Bert DuVernay, New Braintree police chief and former coordinator for the Hardwick Rescue & Emergency Squad, said that at one time the merger of the Hardwick and North Brookfield squads had been proposed because Hardwick's 200 calls a year and New Braintree's 50 calls a year were not enough to keep skills sharp. At the time, he said, Hardwick was truly a "volunteer" service.
"It wasn't a question of money then, which it is now, because Hardwick's EMTs weren't paid for their time or services," Mr.
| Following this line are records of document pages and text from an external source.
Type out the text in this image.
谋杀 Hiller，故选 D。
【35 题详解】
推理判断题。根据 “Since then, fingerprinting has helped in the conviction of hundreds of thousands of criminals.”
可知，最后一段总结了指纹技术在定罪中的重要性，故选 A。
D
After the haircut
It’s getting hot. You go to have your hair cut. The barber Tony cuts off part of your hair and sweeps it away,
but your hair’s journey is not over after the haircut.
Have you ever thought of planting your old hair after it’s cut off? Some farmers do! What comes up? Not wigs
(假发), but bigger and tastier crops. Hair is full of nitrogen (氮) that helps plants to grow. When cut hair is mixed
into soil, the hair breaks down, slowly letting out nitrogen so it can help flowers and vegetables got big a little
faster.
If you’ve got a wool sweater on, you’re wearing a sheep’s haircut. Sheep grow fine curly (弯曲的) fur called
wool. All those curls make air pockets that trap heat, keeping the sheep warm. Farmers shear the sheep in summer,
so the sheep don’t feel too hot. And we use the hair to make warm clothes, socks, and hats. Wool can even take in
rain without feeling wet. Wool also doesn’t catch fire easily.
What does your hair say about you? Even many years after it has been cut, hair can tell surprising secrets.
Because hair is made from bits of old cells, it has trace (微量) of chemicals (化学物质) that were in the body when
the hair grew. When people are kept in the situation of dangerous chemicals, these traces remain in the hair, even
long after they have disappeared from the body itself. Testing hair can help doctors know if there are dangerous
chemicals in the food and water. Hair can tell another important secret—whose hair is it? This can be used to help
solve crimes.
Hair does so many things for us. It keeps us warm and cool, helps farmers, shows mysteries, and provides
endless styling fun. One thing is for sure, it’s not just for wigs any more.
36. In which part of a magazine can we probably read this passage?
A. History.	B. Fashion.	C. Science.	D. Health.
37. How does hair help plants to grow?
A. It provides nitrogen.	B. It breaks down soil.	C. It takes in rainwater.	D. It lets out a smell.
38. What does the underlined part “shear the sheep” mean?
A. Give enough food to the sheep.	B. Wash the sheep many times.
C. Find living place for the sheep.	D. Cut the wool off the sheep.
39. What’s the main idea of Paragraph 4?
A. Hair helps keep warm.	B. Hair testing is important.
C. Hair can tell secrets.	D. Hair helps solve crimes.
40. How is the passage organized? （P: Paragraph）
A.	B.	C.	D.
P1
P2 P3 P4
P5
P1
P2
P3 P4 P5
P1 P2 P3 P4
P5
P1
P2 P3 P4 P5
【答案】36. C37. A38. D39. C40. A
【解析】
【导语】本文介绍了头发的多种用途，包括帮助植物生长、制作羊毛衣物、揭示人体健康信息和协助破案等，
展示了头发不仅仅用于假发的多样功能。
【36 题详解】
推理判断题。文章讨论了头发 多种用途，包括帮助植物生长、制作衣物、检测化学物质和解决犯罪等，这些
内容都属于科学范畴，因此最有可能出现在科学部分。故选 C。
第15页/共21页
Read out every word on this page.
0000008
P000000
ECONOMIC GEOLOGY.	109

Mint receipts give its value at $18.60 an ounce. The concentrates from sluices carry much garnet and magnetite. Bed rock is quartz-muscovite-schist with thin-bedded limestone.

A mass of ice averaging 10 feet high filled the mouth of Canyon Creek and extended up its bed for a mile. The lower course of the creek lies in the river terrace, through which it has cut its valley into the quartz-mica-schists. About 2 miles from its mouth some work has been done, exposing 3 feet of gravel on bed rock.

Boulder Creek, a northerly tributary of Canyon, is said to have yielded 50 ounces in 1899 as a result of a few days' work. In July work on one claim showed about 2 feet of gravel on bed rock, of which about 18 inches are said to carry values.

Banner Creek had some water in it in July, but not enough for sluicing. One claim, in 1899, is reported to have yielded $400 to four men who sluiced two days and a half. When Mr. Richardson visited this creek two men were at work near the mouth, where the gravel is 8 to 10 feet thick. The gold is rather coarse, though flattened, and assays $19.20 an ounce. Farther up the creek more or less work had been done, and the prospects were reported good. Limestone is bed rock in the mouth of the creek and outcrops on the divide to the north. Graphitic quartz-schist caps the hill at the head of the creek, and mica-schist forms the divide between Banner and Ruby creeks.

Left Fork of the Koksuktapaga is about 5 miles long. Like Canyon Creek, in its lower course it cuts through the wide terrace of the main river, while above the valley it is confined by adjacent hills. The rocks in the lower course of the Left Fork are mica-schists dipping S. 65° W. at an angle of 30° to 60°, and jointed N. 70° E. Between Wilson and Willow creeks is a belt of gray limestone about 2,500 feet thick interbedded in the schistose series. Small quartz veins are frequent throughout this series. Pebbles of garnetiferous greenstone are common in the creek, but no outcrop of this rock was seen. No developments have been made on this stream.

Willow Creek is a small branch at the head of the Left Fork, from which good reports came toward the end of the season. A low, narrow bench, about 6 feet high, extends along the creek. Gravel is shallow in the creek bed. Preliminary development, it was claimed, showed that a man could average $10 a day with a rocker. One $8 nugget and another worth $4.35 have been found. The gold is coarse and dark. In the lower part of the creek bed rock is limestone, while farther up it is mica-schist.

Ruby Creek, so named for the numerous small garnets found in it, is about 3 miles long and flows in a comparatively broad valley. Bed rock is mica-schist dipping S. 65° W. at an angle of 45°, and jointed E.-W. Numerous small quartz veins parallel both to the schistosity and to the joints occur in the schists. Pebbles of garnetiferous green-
DuVernay said.
"When Medicare, Medicaid and MassHealth pay about a third of what's billed, and the major insurance companies pay what they please when they get around to it, then something has to be done or services like ours won't survive. I still think regionalization is one part of the equation," the chief said.
Mr. Kiritsy was the one who advised selectmen in 2010 that the cost of maintaining an around-the-clock advanced life support service at $540,000 had become an albatross. Rather than ending the service, it was decided to downgrade it to a basic life support squad.
Now even that is a challenge, he said, citing what he called "absurdly low reimbursements" from Medicare, Medicaid and MassHealth for ambulance transport.
"As of today, we're fully staffed; operational 24-7; and we run an on-call service. Our EMTs are paid for the eight-hour shift that they are on call as well as a stipend if they get called out," Mr. Kiritsy said.